O próprio corpo pode ser uma via de expressão dos complexos quando ficamos fixados em padrões estéticos e de saúde e não compreendemos que ele envelhece, modifica-se e adoece a desdém do nosso desejo.
Enfim, quando subjugamos a força do inconsciente e nos escondemos de nós mesmos, acabamos nos tornando verdadeiros cativos, como gênios presos em uma garrafa!
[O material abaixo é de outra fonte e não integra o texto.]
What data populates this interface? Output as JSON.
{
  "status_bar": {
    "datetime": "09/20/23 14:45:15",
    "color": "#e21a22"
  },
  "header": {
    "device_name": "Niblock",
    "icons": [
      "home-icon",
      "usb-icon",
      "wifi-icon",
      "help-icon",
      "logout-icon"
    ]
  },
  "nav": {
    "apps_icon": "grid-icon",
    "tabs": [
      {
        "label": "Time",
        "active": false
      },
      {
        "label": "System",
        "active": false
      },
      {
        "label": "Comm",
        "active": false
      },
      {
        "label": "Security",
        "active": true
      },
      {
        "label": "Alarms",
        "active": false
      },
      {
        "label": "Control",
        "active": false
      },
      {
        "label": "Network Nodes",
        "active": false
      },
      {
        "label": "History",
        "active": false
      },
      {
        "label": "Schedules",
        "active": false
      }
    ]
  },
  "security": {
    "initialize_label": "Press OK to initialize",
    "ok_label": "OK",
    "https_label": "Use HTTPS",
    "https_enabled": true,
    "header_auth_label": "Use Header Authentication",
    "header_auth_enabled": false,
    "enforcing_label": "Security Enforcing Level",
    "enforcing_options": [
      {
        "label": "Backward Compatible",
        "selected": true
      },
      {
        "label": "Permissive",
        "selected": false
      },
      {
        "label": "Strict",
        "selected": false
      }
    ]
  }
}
Prisioneiros dos complexos, não temos escolha, liberdade e autonomia. Permanecemos privados da verdadeira essência do nosso Ser, da possibilidade de vivenciar a plenitude e conviver melhor com os outros e com nós mesmos.

Mas, como superar nossos complexos? Para sair dessas prisões precisamos caminhar rumo a ampliação da consciência. Reconhecer e recolher as projeções inconscientes. Aprender a discriminar o que realmente é fruto da nossa escolha e o que é a voz do complexo atuando dentro de nós. Precisamos sair do automatismo e, a partir desse novo caminho, nunca abandonar a estrada. Confiar na vida, entregar-se a novos voos ou aprender a pôr os pés no chão.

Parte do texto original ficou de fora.